NumWord/Hints
Hints for Developers
numword handles numbers only in a limited number of western european languages, and though English, German and French were tested rather thoroughly, there may be remaining mistakes in all language classes.
You are strongly encouraged to:
- play with the language modules,
- email any hints for improvement,
- contribute patches for corrections,
- contribute new language classes.
Please try to remain close to the current programming style:
- Determine the correct 3-letter ISO 636 code for the language, and name the new Java class accordingly. Also look out for a 2-letter language code, and enter both codes in the call of method setIso636 in the constructor.
- Copy the Java source file for an existing language which is close to the new language.
- Extend BaseSpeller or one of the generic subclasses like SlavicSpeller.
- Enter the new language class in the constructor of NumberSpeller. It will automatically appear in the list box of the web application.
- Try to put any fixed strings for parts of number words in the arrays wordN... or put them into the morphem hashmap with putMorphem. In that way you will automatically get the parsing of number words as soon as you finish the generation of number words for the language.

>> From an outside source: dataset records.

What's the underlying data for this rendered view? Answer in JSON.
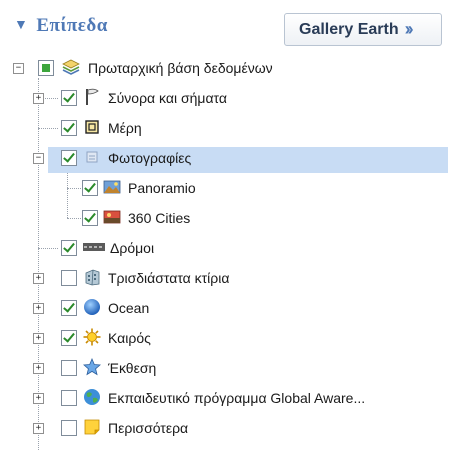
{
  "header": {
    "title": "Επίπεδα",
    "gallery_button": "Gallery Earth"
  },
  "tree": {
    "root": {
      "label": "Πρωταρχική βάση δεδομένων"
    },
    "items": [
      {
        "label": "Σύνορα και σήματα",
        "checked": true,
        "expander": "+"
      },
      {
        "label": "Μέρη",
        "checked": true,
        "expander": ""
      },
      {
        "label": "Φωτογραφίες",
        "checked": true,
        "expander": "−"
      },
      {
        "label": "Panoramio",
        "checked": true,
        "expander": ""
      },
      {
        "label": "360 Cities",
        "checked": true,
        "expander": ""
      },
      {
        "label": "Δρόμοι",
        "checked": true,
        "expander": ""
      },
      {
        "label": "Τρισδιάστατα κτίρια",
        "checked": false,
        "expander": "+"
      },
      {
        "label": "Ocean",
        "checked": true,
        "expander": "+"
      },
      {
        "label": "Καιρός",
        "checked": true,
        "expander": "+"
      },
      {
        "label": "Έκθεση",
        "checked": false,
        "expander": "+"
      },
      {
        "label": "Εκπαιδευτικό πρόγραμμα Global Aware...",
        "checked": false,
        "expander": "+"
      },
      {
        "label": "Περισσότερα",
        "checked": false,
        "expander": "+"
      }
    ]
  },
  "colors": {
    "accent": "#4f79b6",
    "selection": "#c8dcf4"
  }
}
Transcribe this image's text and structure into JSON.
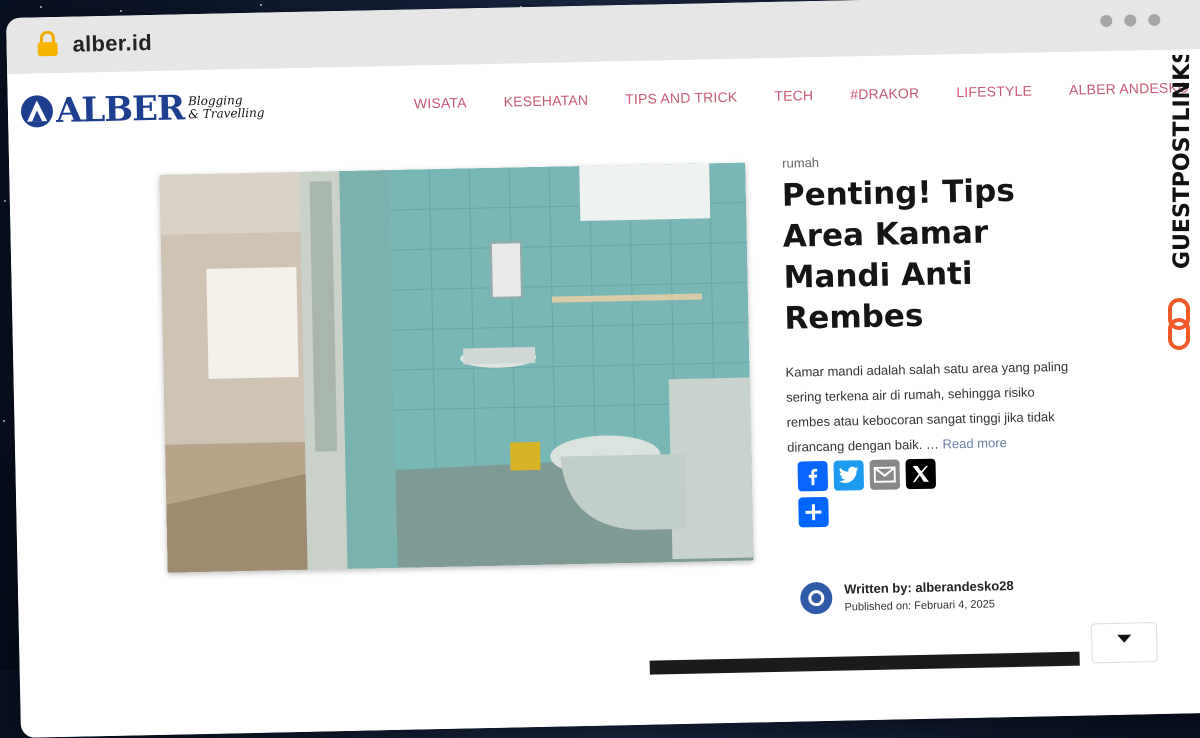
{
  "browser": {
    "url": "alber.id"
  },
  "site": {
    "logo_text": "ALBER",
    "logo_sub_line1": "Blogging",
    "logo_sub_line2": "& Travelling",
    "nav": [
      "WISATA",
      "KESEHATAN",
      "TIPS AND TRICK",
      "TECH",
      "#DRAKOR",
      "LIFESTYLE",
      "ALBER ANDESKO"
    ]
  },
  "post": {
    "category": "rumah",
    "title": "Penting! Tips Area Kamar Mandi Anti Rembes",
    "excerpt": "Kamar mandi adalah salah satu area yang paling sering terkena air di rumah, sehingga risiko rembes atau kebocoran sangat tinggi jika tidak dirancang dengan baik. …",
    "read_more": "Read more",
    "author_label": "Written by: alberandesko28",
    "published": "Published on: Februari 4, 2025"
  },
  "share_icons": [
    "facebook-icon",
    "twitter-icon",
    "email-icon",
    "x-icon",
    "share-plus-icon"
  ],
  "watermark": "GUESTPOSTLINKS",
  "colors": {
    "nav": "#c85a73",
    "brand": "#1d3f8f",
    "facebook": "#0866ff",
    "twitter": "#1d9bf0",
    "email": "#888888",
    "x": "#000000",
    "share": "#0166ff",
    "watermark_orange": "#f05a28"
  }
}
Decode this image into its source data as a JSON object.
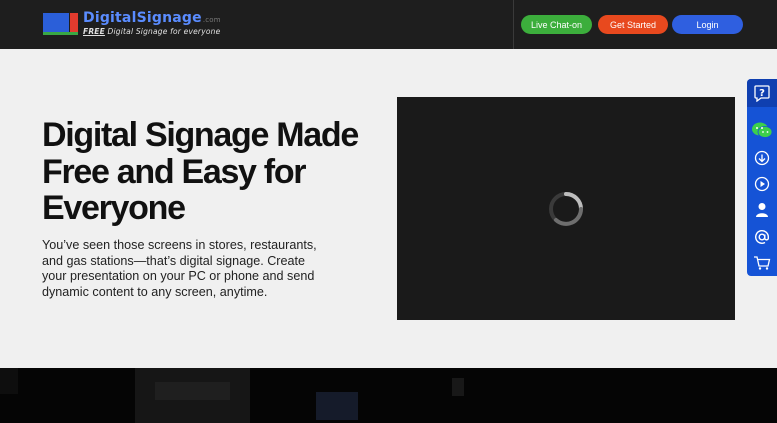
{
  "header": {
    "logo": {
      "title": "DigitalSignage",
      "suffix": ".com",
      "tagline_free": "FREE",
      "tagline_rest": " Digital Signage for everyone"
    },
    "buttons": {
      "chat": "Live Chat-on",
      "start": "Get Started",
      "login": "Login"
    }
  },
  "hero": {
    "title": "Digital Signage Made Free and Easy for Everyone",
    "description": "You’ve seen those screens in stores, restaurants, and gas stations—that’s digital signage. Create your presentation on your PC or phone and send dynamic content to any screen, anytime."
  },
  "sidebar": {
    "items": [
      "help-icon",
      "wechat-icon",
      "download-icon",
      "play-icon",
      "user-icon",
      "email-icon",
      "cart-icon"
    ]
  },
  "colors": {
    "header_bg": "#1e1e1e",
    "chat_green": "#3cae3c",
    "start_orange": "#e8491e",
    "login_blue": "#2f5fe0",
    "sidebar_blue": "#1553d6",
    "hero_bg": "#f0f0f0"
  }
}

- Write Javadoc comments before all methods and public members.
Note that all Java sources for this application are compiled with:
<javac srcdir="${src.home}" destdir="${build.classes}" listfiles="yes" encoding="utf8" source="1.4" target="1.4" debug="${javac.debug}" debuglevel="${javac.debuglevel}">
Determine the proper accents and non-ASCII characters, and write them in Unicode in the Java source files. Have a look at the Unicode tables as they are displayed in your browser. Use an Unicode enabled editor that handles UTF-8 properly. Write some Unicode characters in the header comment such that the editor can detect the UTF-8 encoding.
- Use reliable sources for the word lists (much of the current material is from Wikipedia). Avoid dialects. Pick the number words for 3,4,5,6,7,8,9,10 and search for them altogether in the Internet to get pages with number word lists.
- Determine whether the language uses the million, milliard ... (French) or the million, billion ... (American) scheme. Make sure how spaces, hyphens, particles like "and" etc. are inserted in the wording for bigger numbers. Decide whether to use "one hundred, one thousand" or "hundred, thousand" only.
- Generate the list of all test numbers and check whether parsing them yields the same numbers.